Vier bis sechs Seiten Text: Jeff Bezos, einer der erfolgreichsten Unternehmer unserer Zeit, legt grossen Wert auf das geschriebene Wort. Warum? Hinter dem Schreiben eines gut strukturierten Fliesstextes steckt mehr Sorgfalt als hinter dem Auflisten von Bullet Points.

Mehr Sorgfalt beim Entwickeln einer Idee aufzubringen, bedeutet, tiefer zu graben, ihr auf den Grund gehen und logische Lücken frühzeitig erkennen.

Ausformulieren auf nur 4-6 Seiten mit dem Ziel eines kohärenten und stringenten Textes kann nur, wer einen engen Fokus hat, sich auf das Wesentliche zu konzentriert und Unwichtiges wegzulassen weiss.

Dank dem Text können sich ‚Aussenstehende‘ in rund 20 Minuten ein fundiertes Bild von der Ausgangslage und der vorgeschlagenen Idee machen — die Basis für fruchtbare Diskussionen und ergiebige Meetings.

Geschriebenes Wort lässt sich einfacher teilen als gesprochenes. Dieser Vorteil kommt besonders dann zum Zug, wenn Ideen dem ganzen Unternehmen vermittelt werden sollen. Auch entstehen weniger Missverständnisse, weil keine Präsentationen mehrherumschwirren, bei denen die „Tonspur“ fehlt.

Agilität dank Sorgfalt

Das Geheimnis von Amazons Erfolg liegt unumstritten in der aussergewöhnlichen Unternehmenskultur, die Jeff Bezos geschaffen hat. Die Etablierung dieser Memos ist ein kleiner, aber nicht unwesentlicher Bestandteil davon.

Was ich an diesem ‚Ritual‘ so schön finde? Amazon ist deshalb so schnell beim Umsetzen und Skalieren neuer Ideen, weil sie wissen, dass für Agilität und Geschwindigkeit die Eigenschaften Sorgfalt und Fundiertheit nicht ausgeschlossen werden dürfen, sondern gar Voraussetzung sind.
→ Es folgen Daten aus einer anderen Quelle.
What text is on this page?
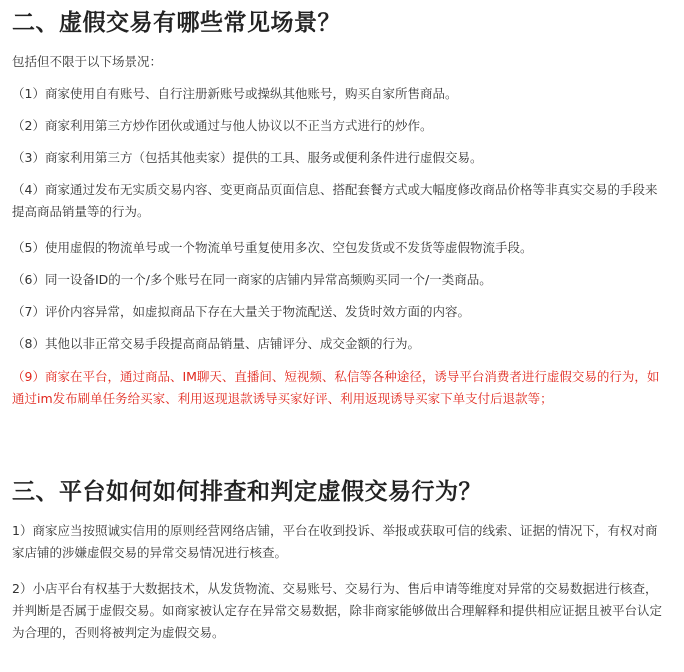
二、虚假交易有哪些常见场景？

包括但不限于以下场景况：

（1）商家使用自有账号、自行注册新账号或操纵其他账号，购买自家所售商品。

（2）商家利用第三方炒作团伙或通过与他人协议以不正当方式进行的炒作。

（3）商家利用第三方（包括其他卖家）提供的工具、服务或便利条件进行虚假交易。

（4）商家通过发布无实质交易内容、变更商品页面信息、搭配套餐方式或大幅度修改商品价格等非真实交易的手段来提高商品销量等的行为。

（5）使用虚假的物流单号或一个物流单号重复使用多次、空包发货或不发货等虚假物流手段。

（6）同一设备ID的一个/多个账号在同一商家的店铺内异常高频购买同一个/一类商品。

（7）评价内容异常，如虚拟商品下存在大量关于物流配送、发货时效方面的内容。

（8）其他以非正常交易手段提高商品销量、店铺评分、成交金额的行为。

（9）商家在平台，通过商品、IM聊天、直播间、短视频、私信等各种途径，诱导平台消费者进行虚假交易的行为，如通过im发布刷单任务给买家、利用返现退款诱导买家好评、利用返现诱导买家下单支付后退款等；

三、平台如何如何排查和判定虚假交易行为？

1）商家应当按照诚实信用的原则经营网络店铺，平台在收到投诉、举报或获取可信的线索、证据的情况下，有权对商家店铺的涉嫌虚假交易的异常交易情况进行核查。

2）小店平台有权基于大数据技术，从发货物流、交易账号、交易行为、售后申请等维度对异常的交易数据进行核查，并判断是否属于虚假交易。如商家被认定存在异常交易数据，除非商家能够做出合理解释和提供相应证据且被平台认定为合理的，否则将被判定为虚假交易。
Oder wie es Brad Porter, VP and Distinguished Engineer bei Amazon, beschreibt:

Outsiders sometimes look at Amazon and wonder how Amazon can possibly focus on so many different businesses at once.  The answer is that Amazon has fundamentally innovated in how to scale the process of bringing groups of people deeply up to speed in new spaces and making critical decisions based on that insight quickly.



3 KOMMENTARE

  1. Es ist sehr spannend zu lesen, wie Amazon in dieser Situation handelt. Haben noch weitere Unternehmen diese Art implementiert? Ich frage mich nämlich, ob der Erfolg dieser Strategie von der Unternehmensstruktur abhängig ist.